Love, Power, and Authority in the Enlightenment's Revolutions - Oakland Campus: Newbery

This course guide is designed for students enrolled in ENGLIT 1150 and focuses specifically on literary and cultural resources relating to concepts of love, duty, power, and authority in the late 17th and the 18th century.

The Connection Between John Newbery and Isaiah Thomas

Isaiah Thomas published and sold books for children, as well as books, newspapers, and magazines for adults.  He was also founder of the American Antiquarian Society.
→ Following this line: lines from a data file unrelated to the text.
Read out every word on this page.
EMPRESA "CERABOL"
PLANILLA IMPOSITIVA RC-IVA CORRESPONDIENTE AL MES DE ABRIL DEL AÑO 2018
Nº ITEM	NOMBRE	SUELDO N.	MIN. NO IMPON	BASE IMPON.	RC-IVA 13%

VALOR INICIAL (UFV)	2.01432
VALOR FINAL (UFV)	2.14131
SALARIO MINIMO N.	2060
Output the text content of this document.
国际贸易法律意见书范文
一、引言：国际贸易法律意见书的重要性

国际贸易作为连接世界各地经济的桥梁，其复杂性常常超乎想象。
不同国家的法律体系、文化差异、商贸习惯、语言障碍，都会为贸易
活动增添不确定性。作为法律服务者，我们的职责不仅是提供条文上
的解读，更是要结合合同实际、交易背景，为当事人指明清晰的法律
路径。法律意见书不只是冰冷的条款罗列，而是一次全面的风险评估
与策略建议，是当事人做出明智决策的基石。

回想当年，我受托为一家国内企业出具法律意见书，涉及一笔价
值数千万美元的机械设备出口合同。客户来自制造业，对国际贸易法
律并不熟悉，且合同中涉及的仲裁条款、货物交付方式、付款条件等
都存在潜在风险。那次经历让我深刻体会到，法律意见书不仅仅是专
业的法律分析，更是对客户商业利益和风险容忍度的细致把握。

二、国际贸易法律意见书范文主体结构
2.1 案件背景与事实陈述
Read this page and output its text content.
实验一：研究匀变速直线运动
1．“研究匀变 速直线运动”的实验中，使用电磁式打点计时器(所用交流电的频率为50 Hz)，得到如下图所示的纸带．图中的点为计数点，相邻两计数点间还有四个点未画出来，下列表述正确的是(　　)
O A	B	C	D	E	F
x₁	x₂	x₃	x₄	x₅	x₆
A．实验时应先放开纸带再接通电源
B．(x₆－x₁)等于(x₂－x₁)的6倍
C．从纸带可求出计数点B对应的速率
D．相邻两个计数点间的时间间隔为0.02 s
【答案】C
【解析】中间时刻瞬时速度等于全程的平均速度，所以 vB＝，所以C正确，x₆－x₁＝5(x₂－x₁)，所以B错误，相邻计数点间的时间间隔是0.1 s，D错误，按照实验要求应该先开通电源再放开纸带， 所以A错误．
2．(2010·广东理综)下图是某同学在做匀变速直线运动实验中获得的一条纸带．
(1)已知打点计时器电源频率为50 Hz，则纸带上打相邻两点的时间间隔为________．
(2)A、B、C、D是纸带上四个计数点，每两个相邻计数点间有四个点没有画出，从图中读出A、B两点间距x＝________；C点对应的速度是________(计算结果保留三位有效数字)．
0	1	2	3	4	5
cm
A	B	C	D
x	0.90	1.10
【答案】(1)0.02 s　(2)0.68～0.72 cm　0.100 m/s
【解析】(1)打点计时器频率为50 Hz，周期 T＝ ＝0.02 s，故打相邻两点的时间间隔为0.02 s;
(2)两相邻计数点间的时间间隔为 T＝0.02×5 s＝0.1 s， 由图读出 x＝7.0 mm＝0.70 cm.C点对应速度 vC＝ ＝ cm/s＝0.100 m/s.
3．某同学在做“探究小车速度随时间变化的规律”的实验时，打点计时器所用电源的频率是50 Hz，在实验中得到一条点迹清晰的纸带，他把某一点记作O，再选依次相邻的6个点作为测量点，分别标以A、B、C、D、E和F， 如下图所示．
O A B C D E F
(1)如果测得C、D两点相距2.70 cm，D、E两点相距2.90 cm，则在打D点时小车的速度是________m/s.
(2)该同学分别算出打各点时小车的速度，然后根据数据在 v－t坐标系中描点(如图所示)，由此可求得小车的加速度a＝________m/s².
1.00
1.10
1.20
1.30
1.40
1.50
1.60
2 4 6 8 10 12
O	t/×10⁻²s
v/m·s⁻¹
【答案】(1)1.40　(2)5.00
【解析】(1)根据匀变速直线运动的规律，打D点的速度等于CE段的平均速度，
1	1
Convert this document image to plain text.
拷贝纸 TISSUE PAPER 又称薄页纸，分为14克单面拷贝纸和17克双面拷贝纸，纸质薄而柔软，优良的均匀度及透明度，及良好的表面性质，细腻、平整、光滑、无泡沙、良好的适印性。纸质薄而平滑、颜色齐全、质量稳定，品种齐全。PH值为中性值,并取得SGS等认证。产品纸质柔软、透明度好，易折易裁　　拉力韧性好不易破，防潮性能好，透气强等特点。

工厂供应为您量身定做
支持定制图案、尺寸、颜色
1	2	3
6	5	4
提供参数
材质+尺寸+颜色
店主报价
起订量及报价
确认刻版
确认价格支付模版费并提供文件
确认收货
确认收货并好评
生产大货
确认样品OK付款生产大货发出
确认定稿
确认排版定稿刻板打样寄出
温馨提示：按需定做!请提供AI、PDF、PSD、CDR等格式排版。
One of Thomas' greatest contributions to children's literature was introducing John Newbery's books to the United States; although Thomas' loose interpretation of the copyright laws bothered Jonathan Edwards, and Newbery was never paid.  Thomas acquired several Newbery chapbooks in 1779 and republished them in America. Newbery's materials were much more appealing and entertaining than other children's literature of the time.

The financial success of these items led Thomas to publish his own children's titles, the first of which was The Beauty and the Monster. A Comedy. From the French of Count de Genlis. Original publications did not take over his presses, however. His first edition of Mother Goose's Melody appeared in 1785, and he also published such children's standards from England as Robinson Crusoe and Goody Two-Shoes. These children's books brought money and recognition to the business, but Thomas poured more pride and effort into his Bible publishing.